Primi anni Duemila. Sono a casa dei miei, sto riguardando Eraserhead in DVD, perché voglio scriverne per una rivista horror di cui mi occupo all’epoca. Mio padre, nato un anno prima di Lynch, amante della pittura ed estimatore unicamente di pellicole ambientate nel selvaggio West, arriva sul finale e si ferma a guardare la scena della testa del bambino-pianeta, dell’abbraccio, del rumore bianco in crescendo che diventa nero. Lo vedo colpito. Alla fine, dice solo “Salvador Dalí”. Ammiro la sua sintesi, perché con l’aggiunta di “Luis Buñuel” sarebbe stato il miglior modo possibile, forse, per descrivere che tipo di cinema sperimentale aveva creato Lynch, indebitandosi fino al collo per completare Eraserhead. Senza tirare in ballo il surrealismo di Un chien andalou (che Lynch sosteneva di non aver mai visto prima di girare il suo film), era proprio difficile provare a spiegare la storia di Henry Spencer.

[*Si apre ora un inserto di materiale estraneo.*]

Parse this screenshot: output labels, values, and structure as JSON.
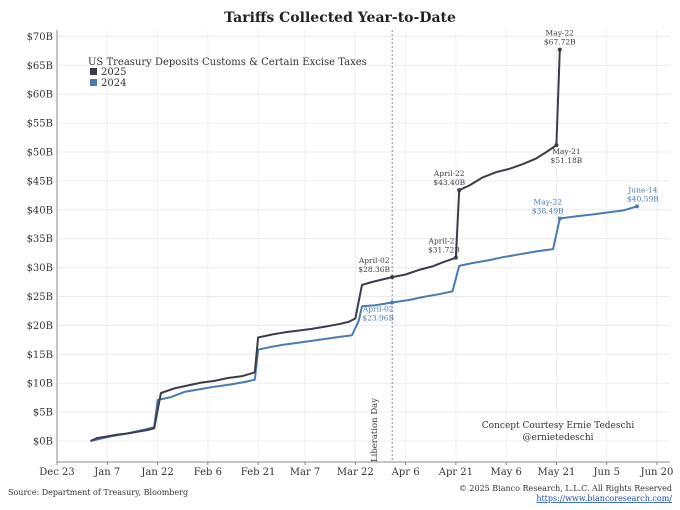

Quel giorno racconto a mio padre degli inizi di Lynch, degli anni da pittore, del suo amore giovanile per Oskar Kokoschka, che lo porta a compiere un infruttuoso viaggio in Europa, conclusosi molto prima del previsto a causa della deludente Salisburgo. In quella chiacchierata, pronuncio un imprecisato numero di volte la parola artista. Come avrei continuato a fare, nel corso degli anni, ogni singola volta, per ribadire l’ovvio: ci sono i registi, e poi ci sono i visionari. I primi girano i film, i secondi cambiano la grammatica del cinema e, già che ci sono, metti, rivoluzionano anche il concetto di serie televisiva.
Non so che fine abbia fatto quel mio amico delle medie, il cui padre aveva una videoteca. Al posto di quel videonoleggio c’è da una ventina d’anni un gommista. Ma so che stasera riguarderò per l’ennesima volta uno dei film di questo signore del Montana, sempre magnificamente spettinato. Glielo devo.